Wednesday, June 25, 2008

You Ever Seen Dog Puke?


Forward:
This story is inspired by a true story. I don't know who it happened too or when or where it happened and I do not know the reason it happened, but I do know that it did happen. I saw it with my own eyes... on America's Funniest Home Videos. The sound was turned down a lot so I couldn't really hear everything that the people were saying but the video was so funny, I just had to write this story. So if you see the video that this story is about you can call me a plagiarist or whatever if you want. I don't care. I don't even know if this is considered plagiarism but I am just saying this so you won't think bad about me or anything. This story is not original. But I guess no story is original, it has to come from somewhere.

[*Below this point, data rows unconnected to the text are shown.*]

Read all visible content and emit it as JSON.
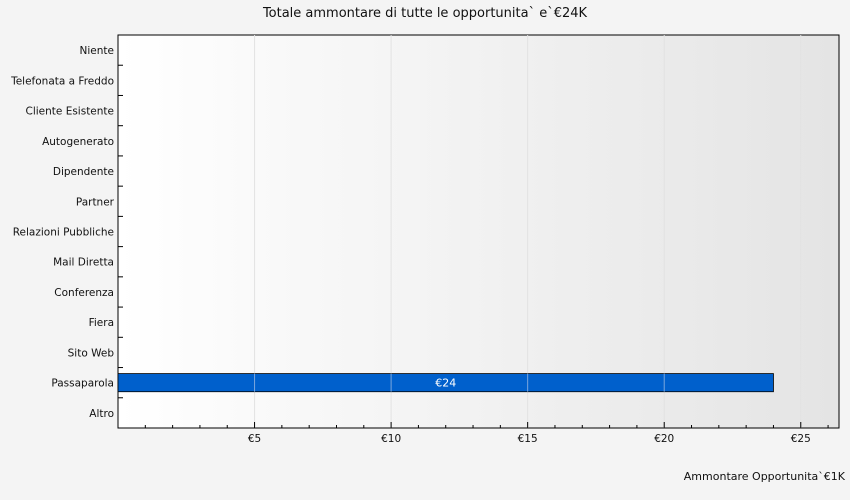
{
  "chart_data": {
    "type": "bar",
    "orientation": "horizontal",
    "title": "Totale ammontare di tutte le opportunita` e`€24K",
    "xlabel": "Ammontare Opportunita`€1K",
    "ylabel": "",
    "categories": [
      "Niente",
      "Telefonata a Freddo",
      "Cliente Esistente",
      "Autogenerato",
      "Dipendente",
      "Partner",
      "Relazioni Pubbliche",
      "Mail Diretta",
      "Conferenza",
      "Fiera",
      "Sito Web",
      "Passaparola",
      "Altro"
    ],
    "values": [
      0,
      0,
      0,
      0,
      0,
      0,
      0,
      0,
      0,
      0,
      0,
      24,
      0
    ],
    "data_labels": [
      "",
      "",
      "",
      "",
      "",
      "",
      "",
      "",
      "",
      "",
      "",
      "€24",
      ""
    ],
    "xlim": [
      0,
      26.4
    ],
    "x_ticks": [
      5,
      10,
      15,
      20,
      25
    ],
    "x_tick_labels": [
      "€5",
      "€10",
      "€15",
      "€20",
      "€25"
    ],
    "bar_color": "#0060cc",
    "grid": true,
    "legend": "none"
  }
}
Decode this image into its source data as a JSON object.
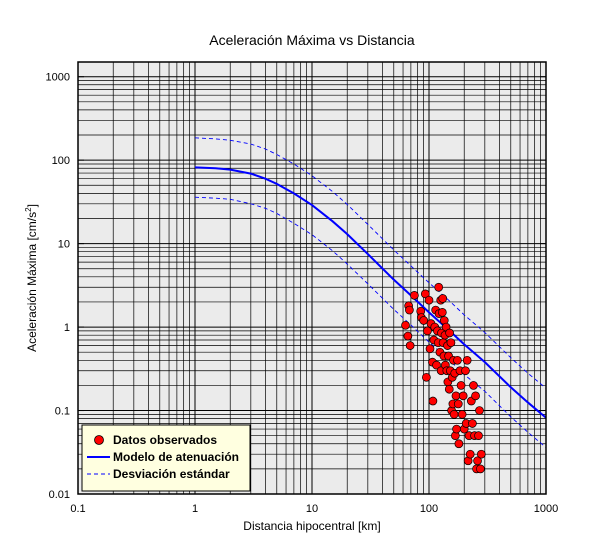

Like actual events for instance. Any way this story is based on actual events.



April 24th, 2006
So yesterday, Grandpa called me up and asked me to come over to do a couple favors for him. I drove to his double-wide over in Springmont Heights, which is a few miles away from my lake house on Lake Fletcher.
He is obsessed with these guns that he owns. Most of the guns he owns are big ones like shotguns and rifles, but he has a few that are handguns. He loves going to the gun shows that we have in town twice a year. One of the gun shows is put on by some charity called the NRA. I don't really know what it stands for but Grandpa has a hat that says NRA and he never takes it off so they must be good people. They probably work with poor, starving children or something. The other gun show is just one that Grandpa's friend Mike Hamburg started. His nickname is Hamburger. Not many people, maybe a couple hundred, come to Hamburger's. The NRA fills the county fairgrounds completely. It is insane.
When I got there Grandpa wanted me to fix his new DVD player we got him for Christmas. We also go him a video camera that records straight on to DVD. He doesn't know how to use either of them yet and I don't think he ever will. The older you become the less connected with technology you become. It is weird, my brother, who is only two and a half can use the internet and he can't even talk in full sentences yet and my Grandpa, who has been here 73 and a half years more than my brother can't even work the TV. He wanted me to get out the video camera and I did. He went to his gun cabinet, unlocked it and took out a few guns. I tried to count all his guns but he has so many that I lost count. He sat in his La-Z-Boy and started fidgeting with one rifle. "Aight now boy," he calls me boy instead of my name, "ware gunna make a production here, ya see? I am gonna sit rat here and yeer gunna stand o'er next to that there table with the camerla." he also adds unnecessary letters, usually Ls into the end of words, like 'camerla' instead of camera, or 'chimley' instead of chimney. "This is for Hamburga's show and I ain't gunna be there on account of being bedridden from my hip surgrely next week. Hamburga said I could show off my guns on a video, so ware gunna make a production." I took the camera to the table and stood there facing him. I turned on the camera. "Now boy, I'm gunna count ta three, and then yeer gonna started recordin' me, kay?"
"Okay"
"Aight, 1...2...3! Action!" I started recording him after three and accidentally got him saying action on tape. He didn't say he was going to say action, but whatever. "Now this babe here is my precious Smith and Wesson Elite Series Gold Grade. She is a twunny gauge semiautomatic with a anglish style stock that is beautiflee hand carved..." Jerry, his pet beagle came and sat infront of his feet. You could tell Jerry wasn't feeling good. You know how dogs do when they are about to throw-up? How there belly starts to contract and they just sit there looking at the ground, probably thinking, 'please don't puke please don't puke please don't...' Well that was Jerry at that moment in time. I could tell that was about to barf so I put zoomed in on him so I could get it on tape. "Now boy, I'm up here! Don't look at the--," that's when Jerry let it out. I promise you have never seen so much dog puke. It had to be a gallon but it was so chunky that it was almost solid. It reminded me of fruitcake. "Aw, dammit Jerry! Aight now boy, go get a towel." I just sat there laughing. "Boy, don't make me tell yeer mama that you was being unobledient over here." I got the towel with one arm and kept the camera on Jerry. Grandpa wiped up the fruitcake and I finished recording him showing off his guns for Hamburger's gun show. There weren't any more chores to do so we talked a chatted for a while and I came home and made dinner.

1 comment:

Ethan Stonerook said...

I love it. I laughed outloud at a couple parts.